After her husband's death in 1948, she shifted to West Bengal and stayed her with her sister in Jalpaiguri before breathing her last at Shambhunath Pandit Hospital Kolkata in 1972.

Mokammel said what inspired him to make the documentary was the "extraordinary courage" shown by Hariprobha in marrying a Japanese and taking the plunge into a totally different country, society and culture. She learnt Japanese and could speak the language fluently.

"I have huge respect for women like Hariprobha who muster the courage of venturing into totally unchartered territory in life. It takes a lot of courage to do so", the director said adding that "finding her books interesting and herself an exceptional character I decided to make a film on Hariprobha".

To Tanvir, the life of Hariprobha was like a patch of bright sunshine when societies in India and Japan were clouded by socio-economic backwardness and war.

The idea of the film was with Tanvir for the last ten years and the special reason he made it this year is because 2012 is the centenary year of Hariprobha's travel to Japan.

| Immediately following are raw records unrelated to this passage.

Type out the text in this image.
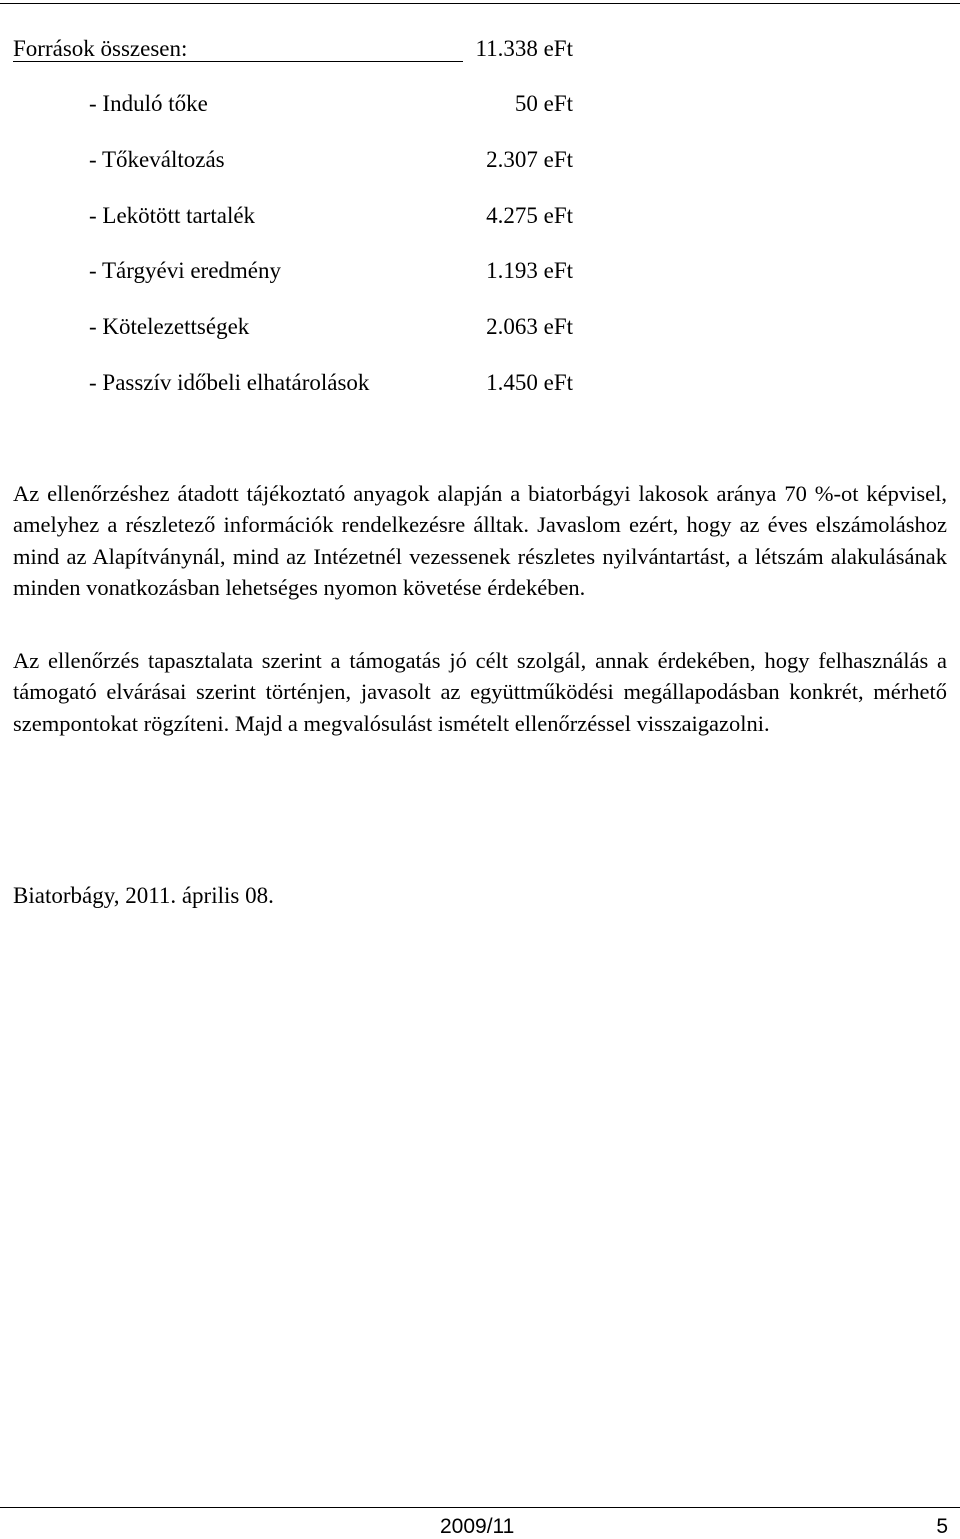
Források összesen:	11.338 eFt
- Induló tőke	50 eFt
- Tőkeváltozás	2.307 eFt
- Lekötött tartalék	4.275 eFt
- Tárgyévi eredmény	1.193 eFt
- Kötelezettségek	2.063 eFt
- Passzív időbeli elhatárolások	1.450 eFt

Az ellenőrzéshez átadott tájékoztató anyagok alapján a biatorbágyi lakosok aránya 70 %-ot képvisel, amelyhez a részletező információk rendelkezésre álltak. Javaslom ezért, hogy az éves elszámoláshoz mind az Alapítványnál, mind az Intézetnél vezessenek részletes nyilvántartást, a létszám alakulásának minden vonatkozásban lehetséges nyomon követése érdekében.

Az ellenőrzés tapasztalata szerint a támogatás jó célt szolgál, annak érdekében, hogy felhasználás a támogató elvárásai szerint történjen, javasolt az együttműködési megállapodásban konkrét, mérhető szempontokat rögzíteni. Majd a megvalósulást ismételt ellenőrzéssel visszaigazolni.

Biatorbágy, 2011. április 08.
2009/11	5
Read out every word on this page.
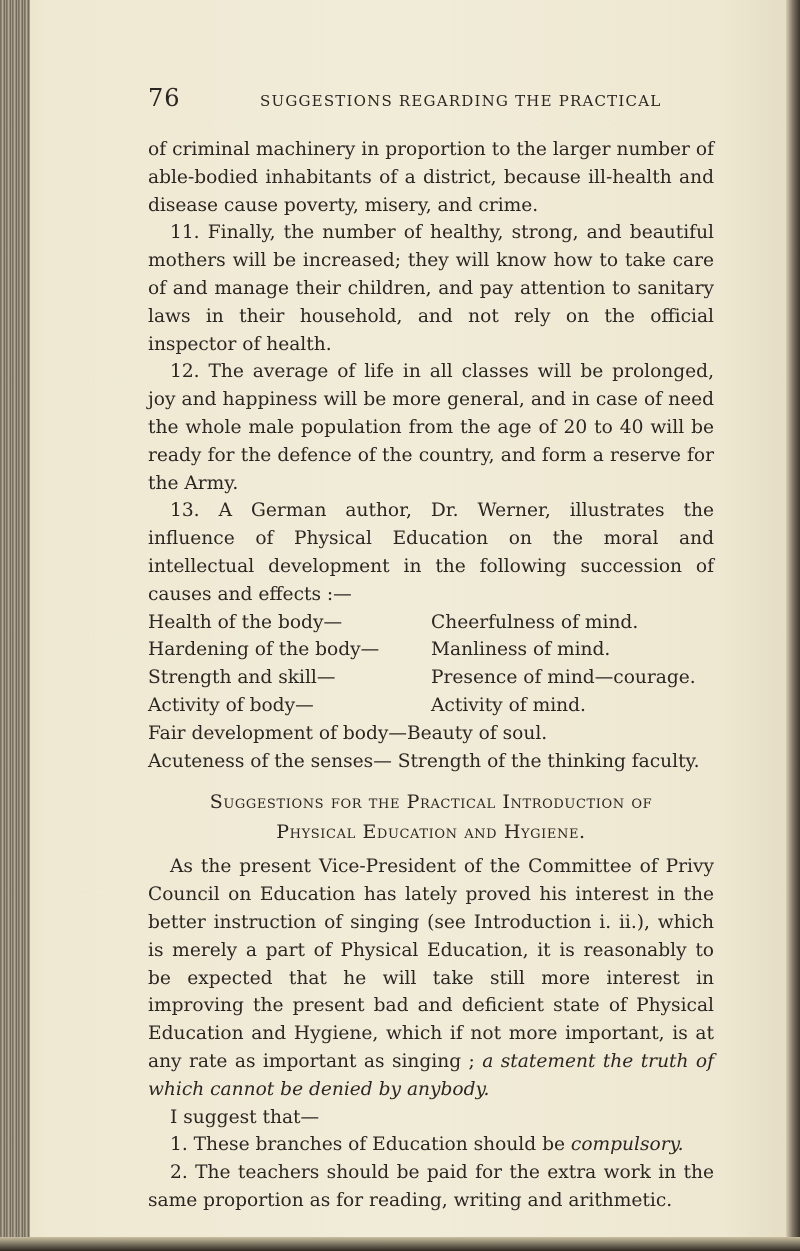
76	SUGGESTIONS REGARDING THE PRACTICAL

of criminal machinery in proportion to the larger number of able-bodied inhabitants of a district, because ill-health and disease cause poverty, misery, and crime.

11. Finally, the number of healthy, strong, and beautiful mothers will be increased; they will know how to take care of and manage their children, and pay attention to sanitary laws in their household, and not rely on the official inspector of health.

12. The average of life in all classes will be prolonged, joy and happiness will be more general, and in case of need the whole male population from the age of 20 to 40 will be ready for the defence of the country, and form a reserve for the Army.

13. A German author, Dr. Werner, illustrates the influence of Physical Education on the moral and intellectual development in the following succession of causes and effects :—

Health of the body—	Cheerfulness of mind.
Hardening of the body—	Manliness of mind.
Strength and skill—	Presence of mind—courage.
Activity of body—	Activity of mind.
Fair development of body—Beauty of soul.
Acuteness of the senses— Strength of the thinking faculty.
Suggestions for the Practical Introduction of
Physical Education and Hygiene.

As the present Vice-President of the Committee of Privy Council on Education has lately proved his interest in the better instruction of singing (see Introduction i. ii.), which is merely a part of Physical Education, it is reasonably to be expected that he will take still more interest in improving the present bad and deficient state of Physical Education and Hygiene, which if not more important, is at any rate as important as singing ; a statement the truth of which cannot be denied by anybody.

I suggest that—

1. These branches of Education should be compulsory.

2. The teachers should be paid for the extra work in the same proportion as for reading, writing and arithmetic.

The research for the film has been done by journalists Manjurul Huq and Kajuhiro Watanabe and the documentary was shot in Tokyo , Kobe and Nagoya, the places where Hariprobah had lived or travelled, in India and in Bangladesh.

The 67-minute film, supported by Japan Foundation, has been shot by Golam Masum Zico and edited by Delhi-based Mahadeb Shi and its music done by Syed Shabab Ali Arzoo.